Until the end of the audit, the financial statements for 2019 may be changed. The planned date of publication of the interim report for 2019 is 3 April 2020.

Legal basis: Article 17(1) of Regulation (EU) No 596/2014 of the European Parliament and of the Council of 16 April 2014 on market abuse (MAR).

As a consequence of the Delayed Confidential Information, the estimated level of the capital requirement referred to above, calculated as on 27 March 2020, was: approx. 8.6%, i.e. almost 0.7 percentage points below the level of 9.32% required by law.
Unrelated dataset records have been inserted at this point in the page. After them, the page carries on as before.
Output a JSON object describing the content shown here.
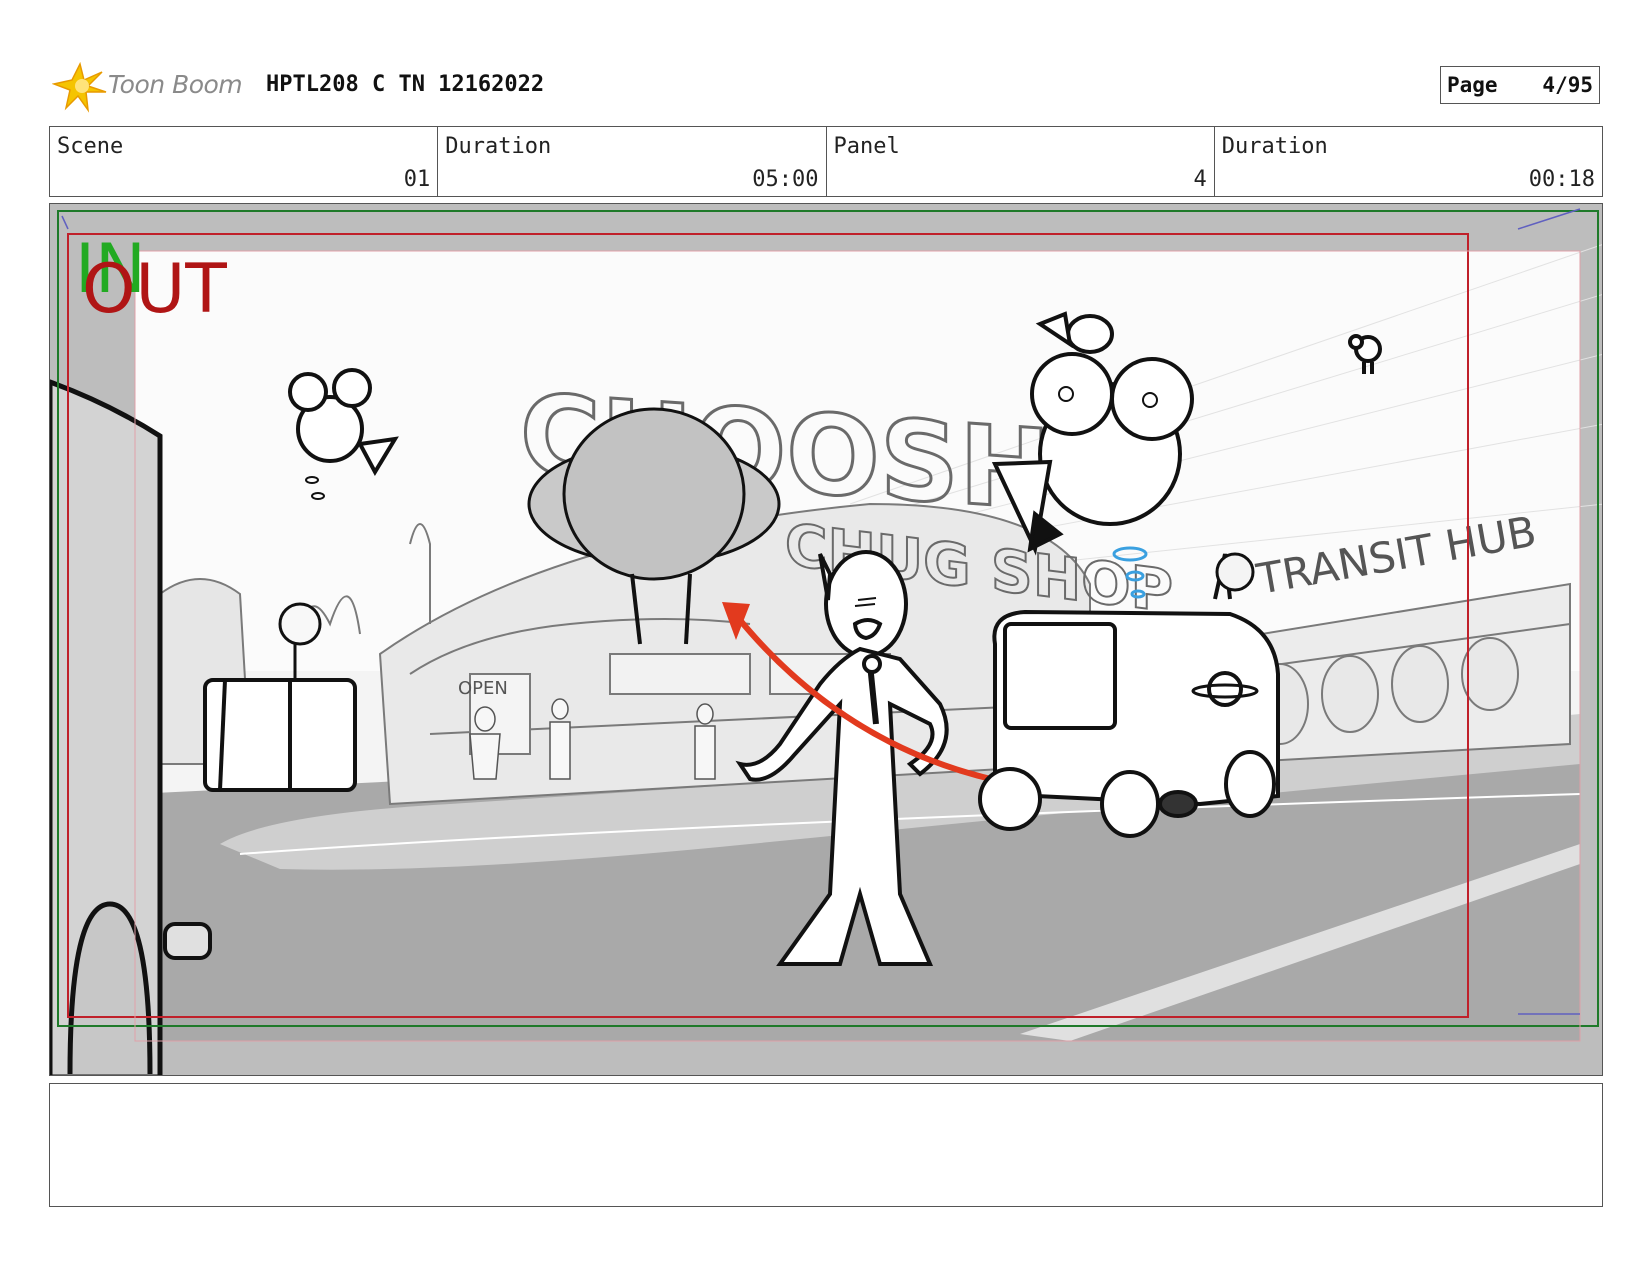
{
  "header": {
    "logo_text": "Toon Boom",
    "doc_title": "HPTL208 C TN 12162022",
    "page_label": "Page",
    "page_value": "4/95"
  },
  "info": [
    {
      "label": "Scene",
      "value": "01"
    },
    {
      "label": "Duration",
      "value": "05:00"
    },
    {
      "label": "Panel",
      "value": "4"
    },
    {
      "label": "Duration",
      "value": "00:18"
    }
  ],
  "panel": {
    "in_label": "IN",
    "out_label": "OUT",
    "sign_main": "CHOOSH'S",
    "sign_sub": "CHUG SHOP",
    "sign_transit": "TRANSIT HUB",
    "sign_open": "OPEN",
    "colors": {
      "in_green": "#22aa22",
      "out_red": "#b01515",
      "arrow_red": "#e23a1e",
      "bubble_blue": "#3aa0e0",
      "frame_green": "#1f7a2a",
      "frame_red": "#c0202a"
    }
  },
  "notes": {
    "text": ""
  }
}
In addition, bearing in mind the consequences of the COVID-19 pandemic, the Bank advises that it will maintain its operational continuity and that all key processes and functions are uninterrupted. Solutions have been implemented to mitigate the epidemic risk for the employees and for the clients who use the network branches. At the moment, a significant number of the Bank’s employees carry out their duties on a remote basis or are dispersed across the offices of the Bank, which allows them to maintain safe working conditions. In addition, the Bank actively encourages its clients to use mobile applications and online banking.

The Bank monitors the current economic situation on an ongoing basis and makes decisions aimed to ensure the security and safety of all of its stakeholders, in particular its clients. The Bank takes active measures to adapt its functions to the changing environment as best as possible. However, it should be remembered that currently it is not possible to precisely assess the impact of the situation resulting from the COVID-19 pandemic, and that its scale largely depends on external factors which are beyond the control of the Bank.

With respect to the value of established provisions and write-offs, the Bank advises that these remain unchanged on the date of publication of this report.

Until the publication of this report, the applications submitted by the Bank pursuant to Article 17(5)(d) of the MAR have not been considered by the Commission.

Legal basis: Article 17(1), (5) of Regulation (EU) No 596/2014 of the European Parliament and of the Council of 16 April 2014 (MAR).